MARTYN LLOYD-JONES (1899-1981): Read the works of the Puritans and you will find that they devoted not only chapters but volumes to the question of “false peace.” Indeed, this danger has been recognized throughout the centuries. There is the danger of trusting your faith instead of Christ, of trusting your belief without really becoming regenerate. It is a terrible possibility.

C. H. SPURGEON: They attend a revival meeting, and they declare themselves saved, though they have not been renewed in heart, and possess neither repentance nor faith. They come forward to avow a mere emotion. They have nothing better than a resolve; but they flourish it as if it were the deed itself.

MARTYN LLOYD-JONES: No sinner ever really “decides for Christ.” That term “decide” has always seemed to me to be quite wrong…I can think of an old man who often used the following expression: “You know, friends, I decided for Christ forty years ago, and I have never regretted it.” What a terrible thing to say! “Never regretted it!” But that is the kind of thing people say who have been brought up under this teaching and approach.

C. H. SPURGEON: Do you not see at once that this is legality? that this is making our eternal life to depend on something we do?

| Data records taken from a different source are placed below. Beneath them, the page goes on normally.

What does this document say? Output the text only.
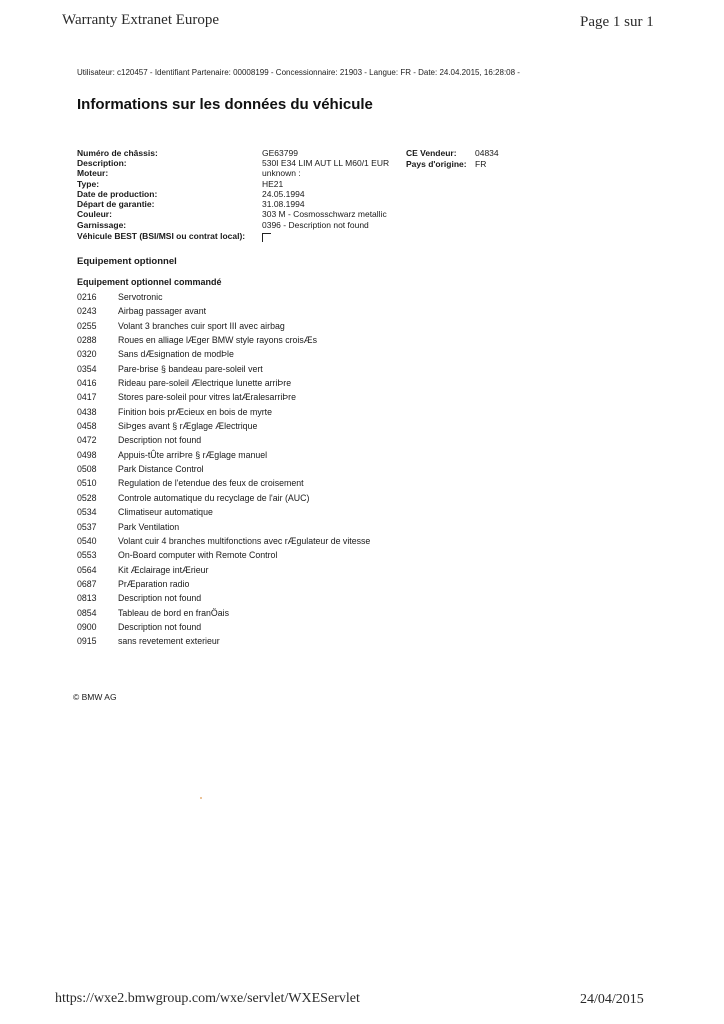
Warranty Extranet Europe	Page 1 sur 1
Utilisateur: c120457 - Identifiant Partenaire: 00008199 - Concessionnaire: 21903 - Langue: FR - Date: 24.04.2015, 16:28:08 -
Informations sur les données du véhicule
Numéro de châssis:
Description:
Moteur:
Type:
Date de production:
Départ de garantie:
Couleur:
Garnissage:
Véhicule BEST (BSI/MSI ou contrat local):
GE63799
530I E34 LIM AUT LL M60/1 EUR
unknown :
HE21
24.05.1994
31.08.1994
303 M - Cosmosschwarz metallic
0396 - Description not found
CE Vendeur: 04834
Pays d'origine: FR
Equipement optionnel
Equipement optionnel commandé
0216 Servotronic
0243 Airbag passager avant
0255 Volant 3 branches cuir sport III avec airbag
0288 Roues en alliage lÆger BMW style rayons croisÆs
0320 Sans dÆsignation de modÞle
0354 Pare-brise § bandeau pare-soleil vert
0416 Rideau pare-soleil Ælectrique lunette arriÞre
0417 Stores pare-soleil pour vitres latÆralesarriÞre
0438 Finition bois prÆcieux en bois de myrte
0458 SiÞges avant § rÆglage Ælectrique
0472 Description not found
0498 Appuis-tÛte arriÞre § rÆglage manuel
0508 Park Distance Control
0510 Regulation de l'etendue des feux de croisement
0528 Controle automatique du recyclage de l'air (AUC)
0534 Climatiseur automatique
0537 Park Ventilation
0540 Volant cuir 4 branches multifonctions avec rÆgulateur de vitesse
0553 On-Board computer with Remote Control
0564 Kit Æclairage intÆrieur
0687 PrÆparation radio
0813 Description not found
0854 Tableau de bord en franÖais
0900 Description not found
0915 sans revetement exterieur
© BMW AG
https://wxe2.bmwgroup.com/wxe/servlet/WXEServlet	24/04/2015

Nay, the doctrine of justification itself, as preached by an Arminian, is nothing but the doctrine of salvation by works, after all! for he always thinks faith is a work of the creature, and a condition of his acceptance. It is as false to say that a man is saved by faith as a work, as that he is saved by the deeds of the Law. We are saved by faith as the gift of God, and as the first token of His eternal favour to us; but it is not our faith as our work that saves, otherwise we are saved by works, and not by grace at all.

JOHN GILL (1697-1771): Faith is not the product of man’s free will and power, but it is the free gift of God.

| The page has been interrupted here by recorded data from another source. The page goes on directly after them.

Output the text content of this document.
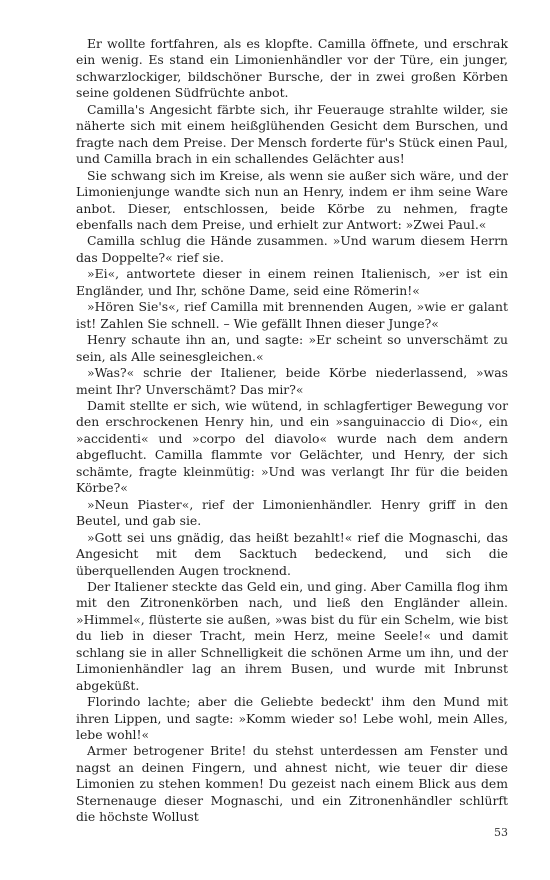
Er wollte fortfahren, als es klopfte. Camilla öffnete, und erschrak ein wenig. Es stand ein Limonienhändler vor der Türe, ein junger, schwarzlockiger, bildschöner Bursche, der in zwei großen Körben seine goldenen Südfrüchte anbot.

Camilla's Angesicht färbte sich, ihr Feuerauge strahlte wilder, sie näherte sich mit einem heißglühenden Gesicht dem Burschen, und fragte nach dem Preise. Der Mensch forderte für's Stück einen Paul, und Camilla brach in ein schallendes Gelächter aus!

Sie schwang sich im Kreise, als wenn sie außer sich wäre, und der Limonienjunge wandte sich nun an Henry, indem er ihm seine Ware anbot. Dieser, entschlossen, beide Körbe zu nehmen, fragte ebenfalls nach dem Preise, und erhielt zur Antwort: »Zwei Paul.«

Camilla schlug die Hände zusammen. »Und warum diesem Herrn das Doppelte?« rief sie.

»Ei«, antwortete dieser in einem reinen Italienisch, »er ist ein Engländer, und Ihr, schöne Dame, seid eine Römerin!«

»Hören Sie's«, rief Camilla mit brennenden Augen, »wie er galant ist! Zahlen Sie schnell. – Wie gefällt Ihnen dieser Junge?«

Henry schaute ihn an, und sagte: »Er scheint so unverschämt zu sein, als Alle seinesgleichen.«

»Was?« schrie der Italiener, beide Körbe niederlassend, »was meint Ihr? Unverschämt? Das mir?«

Damit stellte er sich, wie wütend, in schlagfertiger Bewegung vor den erschrockenen Henry hin, und ein »sanguinaccio di Dio«, ein »accidenti« und »corpo del diavolo« wurde nach dem andern abgeflucht. Camilla flammte vor Gelächter, und Henry, der sich schämte, fragte kleinmütig: »Und was verlangt Ihr für die beiden Körbe?«

»Neun Piaster«, rief der Limonienhändler. Henry griff in den Beutel, und gab sie.

»Gott sei uns gnädig, das heißt bezahlt!« rief die Mognaschi, das Angesicht mit dem Sacktuch bedeckend, und sich die überquellenden Augen trocknend.

Der Italiener steckte das Geld ein, und ging. Aber Camilla flog ihm mit den Zitronenkörben nach, und ließ den Engländer allein. »Himmel«, flüsterte sie außen, »was bist du für ein Schelm, wie bist du lieb in dieser Tracht, mein Herz, meine Seele!« und damit schlang sie in aller Schnelligkeit die schönen Arme um ihn, und der Limonienhändler lag an ihrem Busen, und wurde mit Inbrunst abgeküßt.

Florindo lachte; aber die Geliebte bedeckt' ihm den Mund mit ihren Lippen, und sagte: »Komm wieder so! Lebe wohl, mein Alles, lebe wohl!«

Armer betrogener Brite! du stehst unterdessen am Fenster und nagst an deinen Fingern, und ahnest nicht, wie teuer dir diese Limonien zu stehen kommen! Du gezeist nach einem Blick aus dem Sternenauge dieser Mognaschi, und ein Zitronenhändler schlürft die höchste Wollust

53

MARTYN LLOYD-JONES: No man truly comes to Christ unless he flies to Him as his only refuge and hope, his only way of escape from the accusations of conscience and the condemnation of God’s holy law…The convicted sinner no more “decides for Christ” than the poor drowning man “decides” to take hold of that rope that is thrown to him and suddenly provides him with the only means of escape. The term is entirely inappropriate.

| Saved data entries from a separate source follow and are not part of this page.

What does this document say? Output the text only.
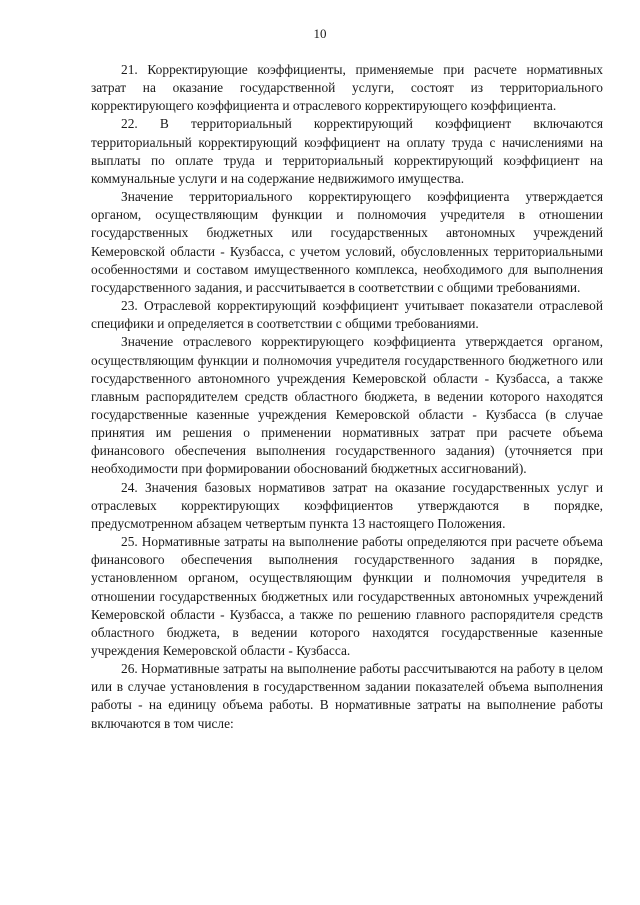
10

21. Корректирующие коэффициенты, применяемые при расчете нормативных затрат на оказание государственной услуги, состоят из территориального корректирующего коэффициента и отраслевого корректирующего коэффициента.

22. В территориальный корректирующий коэффициент включаются территориальный корректирующий коэффициент на оплату труда с начислениями на выплаты по оплате труда и территориальный корректирующий коэффициент на коммунальные услуги и на содержание недвижимого имущества.

Значение территориального корректирующего коэффициента утверждается органом, осуществляющим функции и полномочия учредителя в отношении государственных бюджетных или государственных автономных учреждений Кемеровской области - Кузбасса, с учетом условий, обусловленных территориальными особенностями и составом имущественного комплекса, необходимого для выполнения государственного задания, и рассчитывается в соответствии с общими требованиями.

23. Отраслевой корректирующий коэффициент учитывает показатели отраслевой специфики и определяется в соответствии с общими требованиями.

Значение отраслевого корректирующего коэффициента утверждается органом, осуществляющим функции и полномочия учредителя государственного бюджетного или государственного автономного учреждения Кемеровской области - Кузбасса, а также главным распорядителем средств областного бюджета, в ведении которого находятся государственные казенные учреждения Кемеровской области - Кузбасса (в случае принятия им решения о применении нормативных затрат при расчете объема финансового обеспечения выполнения государственного задания) (уточняется при необходимости при формировании обоснований бюджетных ассигнований).

24. Значения базовых нормативов затрат на оказание государственных услуг и отраслевых корректирующих коэффициентов утверждаются в порядке, предусмотренном абзацем четвертым пункта 13 настоящего Положения.

25. Нормативные затраты на выполнение работы определяются при расчете объема финансового обеспечения выполнения государственного задания в порядке, установленном органом, осуществляющим функции и полномочия учредителя в отношении государственных бюджетных или государственных автономных учреждений Кемеровской области - Кузбасса, а также по решению главного распорядителя средств областного бюджета, в ведении которого находятся государственные казенные учреждения Кемеровской области - Кузбасса.

26. Нормативные затраты на выполнение работы рассчитываются на работу в целом или в случае установления в государственном задании показателей объема выполнения работы - на единицу объема работы. В нормативные затраты на выполнение работы включаются в том числе:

C. H. SPURGEON: Now you who have been looking to your faith, I want you to look to Jesus Himself rather than at your poor feeble faith…Mark, thy faith has nothing to do with anything within thyself; the object of thy faith is nothing within thee, but a something without thee. Believe on Him, then, who on yonder tree, with nailed hands and feet, pours out His life for sinners. There is the object of thy faith for justification; not in thyself―thou art to look to Christ and to Christ Jesus alone.

JOHN ANGELL JAMES (1785-1869): It is by faith, not for faith, that we are justified.

A. W. TOZER (1897-1963): Faith in faith is faith astray.

C. H. SPURGEON: If you trust to your faith and to your repentance, you will be as much lost as if you trusted to your good works or trusted to your sins. The ground of your salvation is not faith, but Christ; it is not repentance, but Christ. If I trust my trust of Christ, I am lost. My business is to trust Christ; to rest on Him.